# Watt Meter, Whoah!!!



## Big John (May 23, 2010)

I love neat old stuff like that. It's weird that it says direct current. Any idea if it was still working or what it was connected to?


----------



## Dash Dingo (Mar 3, 2012)

Big John said:


> I love neat old stuff like that. It's weird that it says direct current. Any idea if it was still working or what it was connected to?


No clue, I dint have time to open anything up. My guess would be its not in use. If its not, it's pretty cool that it was left there all these years.
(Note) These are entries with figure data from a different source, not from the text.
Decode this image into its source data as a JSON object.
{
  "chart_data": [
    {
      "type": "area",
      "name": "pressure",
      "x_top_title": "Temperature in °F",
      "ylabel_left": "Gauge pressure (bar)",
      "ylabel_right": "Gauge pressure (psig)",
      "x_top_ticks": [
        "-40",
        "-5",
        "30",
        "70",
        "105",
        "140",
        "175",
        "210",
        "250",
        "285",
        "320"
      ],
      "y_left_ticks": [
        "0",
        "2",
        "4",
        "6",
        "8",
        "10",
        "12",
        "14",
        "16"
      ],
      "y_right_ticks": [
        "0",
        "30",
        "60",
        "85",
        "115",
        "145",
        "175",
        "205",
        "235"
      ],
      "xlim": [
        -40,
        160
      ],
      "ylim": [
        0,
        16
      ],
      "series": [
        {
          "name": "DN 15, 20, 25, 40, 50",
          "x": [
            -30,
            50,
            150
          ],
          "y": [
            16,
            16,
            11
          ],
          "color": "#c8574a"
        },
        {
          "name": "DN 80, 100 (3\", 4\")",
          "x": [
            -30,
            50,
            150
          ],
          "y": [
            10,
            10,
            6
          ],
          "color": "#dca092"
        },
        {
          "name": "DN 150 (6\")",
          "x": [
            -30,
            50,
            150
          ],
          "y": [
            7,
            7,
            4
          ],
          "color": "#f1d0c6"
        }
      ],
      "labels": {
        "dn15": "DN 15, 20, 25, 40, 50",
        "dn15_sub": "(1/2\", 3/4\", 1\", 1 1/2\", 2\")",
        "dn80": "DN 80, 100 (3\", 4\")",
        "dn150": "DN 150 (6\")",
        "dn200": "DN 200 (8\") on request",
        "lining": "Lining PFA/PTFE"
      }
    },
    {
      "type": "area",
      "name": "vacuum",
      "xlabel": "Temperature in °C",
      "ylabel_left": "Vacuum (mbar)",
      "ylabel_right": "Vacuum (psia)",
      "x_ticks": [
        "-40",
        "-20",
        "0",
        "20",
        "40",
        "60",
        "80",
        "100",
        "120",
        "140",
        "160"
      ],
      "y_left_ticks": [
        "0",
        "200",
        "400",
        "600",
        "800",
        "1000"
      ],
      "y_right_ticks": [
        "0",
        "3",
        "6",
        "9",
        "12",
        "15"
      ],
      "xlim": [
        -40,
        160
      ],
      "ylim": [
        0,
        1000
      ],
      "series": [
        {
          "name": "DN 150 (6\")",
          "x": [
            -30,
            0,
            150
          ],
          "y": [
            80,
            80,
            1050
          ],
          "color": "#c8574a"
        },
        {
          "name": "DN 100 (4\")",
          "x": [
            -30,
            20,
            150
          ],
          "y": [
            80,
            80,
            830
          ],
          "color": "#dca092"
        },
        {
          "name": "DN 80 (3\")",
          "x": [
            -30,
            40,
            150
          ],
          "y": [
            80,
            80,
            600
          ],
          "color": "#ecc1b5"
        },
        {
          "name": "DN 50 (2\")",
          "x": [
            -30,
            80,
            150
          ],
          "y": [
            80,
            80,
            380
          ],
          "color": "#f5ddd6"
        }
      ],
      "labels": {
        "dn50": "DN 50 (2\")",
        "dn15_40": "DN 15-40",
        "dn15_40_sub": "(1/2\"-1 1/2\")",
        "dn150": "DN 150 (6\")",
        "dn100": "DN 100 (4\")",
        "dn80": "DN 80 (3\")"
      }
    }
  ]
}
It's probably from the very early 1900's, if not late 1800's.


----------



## micbev (May 15, 2013)

Awesome! Love stuff like that. I am quiet sure it isn't working. Should have tried to buy it off of them. Awsome piece cant be to many of those in circulation.


----------



## ugly1 (Dec 14, 2009)

Meters like this one were in use in New York City 'till 2001 when Con Edison discontinued the distribution of direct current.


----------



## circuitman1 (Mar 14, 2013)

i collect meters like this, but have seen few DC units. most are AC.i belive i would go back & buy this one!


----------



## ampman (Apr 2, 2009)

I would love to add that to my collection


----------



## GoldStarElectrical (Oct 1, 2013)

Very cool vintage watt meter. Thanks for sharing!


----------



## oldtimer (Jun 10, 2010)

GoldStarElectrical said:


> Very cool vintage water meter. Thanks for sharing!


WATER METER ?????



I hope you mean Watt meter !


----------



## GoldStarElectrical (Oct 1, 2013)

oldtimer said:


> WATER METER ?????
> 
> 
> 
> I hope you mean Watt meter !


Ha, of course. Just a typo.


----------



## retiredsparktech (Mar 8, 2011)

ugly1 said:


> Meters like this one were in use in New York City 'till 2001 when Con Edison discontinued the distribution of direct current.


 IIRC, it was the late 60's, when WEPCO discontinued DC distribution in downtown Milwaukee.
I understand, they furnished rectifiers for the existing DC loads, such as elevators. 
Everything else, the customer had to change.


----------